Now, folks, I have not been "so pretty" in my own eyes for a very long time here. Months, maybe even years, of being the "dull wife" contrasted against the "stunning girlfriend" in my prior relationship had taken its toll on my self-image. Not to mention the complete lack of intimacy at the end of my marriage and how that affected my sexual self.
This sweet man, though, was so overcome that he actually was a bit hesitant at first. (That was quickly remedied!) He kept repeating how beautiful I was, how lovely every part of me was. How much he wanted to make me cum, hear me orgasm, what could he do, what did I want, how could he be better for me, etc etc etc.
This has been the case with other men of late too (as I am apparantly turning into the town slut these days). They want to be with me because i am beautiful, desireable, funny, happy, smiling, passionate, and all those adjectives I had lost for myself for so long. And they don't want to demand things of me, they want to coax them from me. Stroke, touch, lick, suck, caress, whisper and moan them from me.

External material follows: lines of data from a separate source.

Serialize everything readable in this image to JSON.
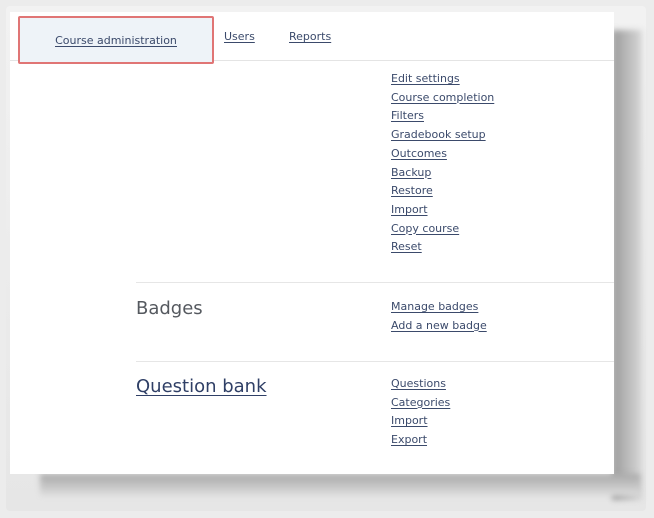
{
  "nav": {
    "tabs": [
      {
        "label": "Course administration",
        "active": true
      },
      {
        "label": "Users",
        "active": false
      },
      {
        "label": "Reports",
        "active": false
      }
    ]
  },
  "sections": {
    "course": {
      "title": "",
      "links": [
        "Edit settings",
        "Course completion",
        "Filters",
        "Gradebook setup",
        "Outcomes",
        "Backup",
        "Restore",
        "Import",
        "Copy course",
        "Reset"
      ]
    },
    "badges": {
      "title": "Badges",
      "links": [
        "Manage badges",
        "Add a new badge"
      ]
    },
    "question_bank": {
      "title": "Question bank",
      "links": [
        "Questions",
        "Categories",
        "Import",
        "Export"
      ]
    }
  },
  "colors": {
    "highlight_border": "#e07575",
    "link": "#3b4a6b"
  }
}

And perhaps this is what I need more than the kink right now. Maybe that is why I am finding more of these sweetly loving men in my life right now. I know I can submit, be an object, endure pain, be handled roughly - but I seem to have forgotten that I can be desired for being a beautiful passionate woman somewhere along the way.
Thank the gods who seem to know I need this ego stroke right now and for these wonderful men who are reminding me of these adjectives I have lost.
Wednesday, December 10, 2008
In that moment, months and months and MONTHS of feeling adrift, of never knowing what any given day would bring (affection or disdain), of waffling back and forth as to what i could do, would do, SHOULD do, in that moment it all coalesced and was decided. My life came to a pinpoint. A path to set my feet upon.
I have felt (as one friend put it, but gods know I can't remember who) gobsmacked for a while now. I'm coming out of it more and more. Finding my own way through things, making decisions for ME and no one else.
Yes, at night it gets lonely and I still sleep with a light on. I am ever so grateful for my cats and that they sleep on the bed with me.
So, as I come out of this, I'm feeling the need to write, to chronicle some things. As this is my space, my corner of the intarweeb, I'm going to post things here. Publicly. I can't promise they will always be happy happy joy joy things, but I do hope that there is more of that than sadness or anger. Regardless of tone, these are my thoughts and feelings spoken from my point of view. They are not the whole truth, because really, no one has the whole truth. I need to speak MY truth though.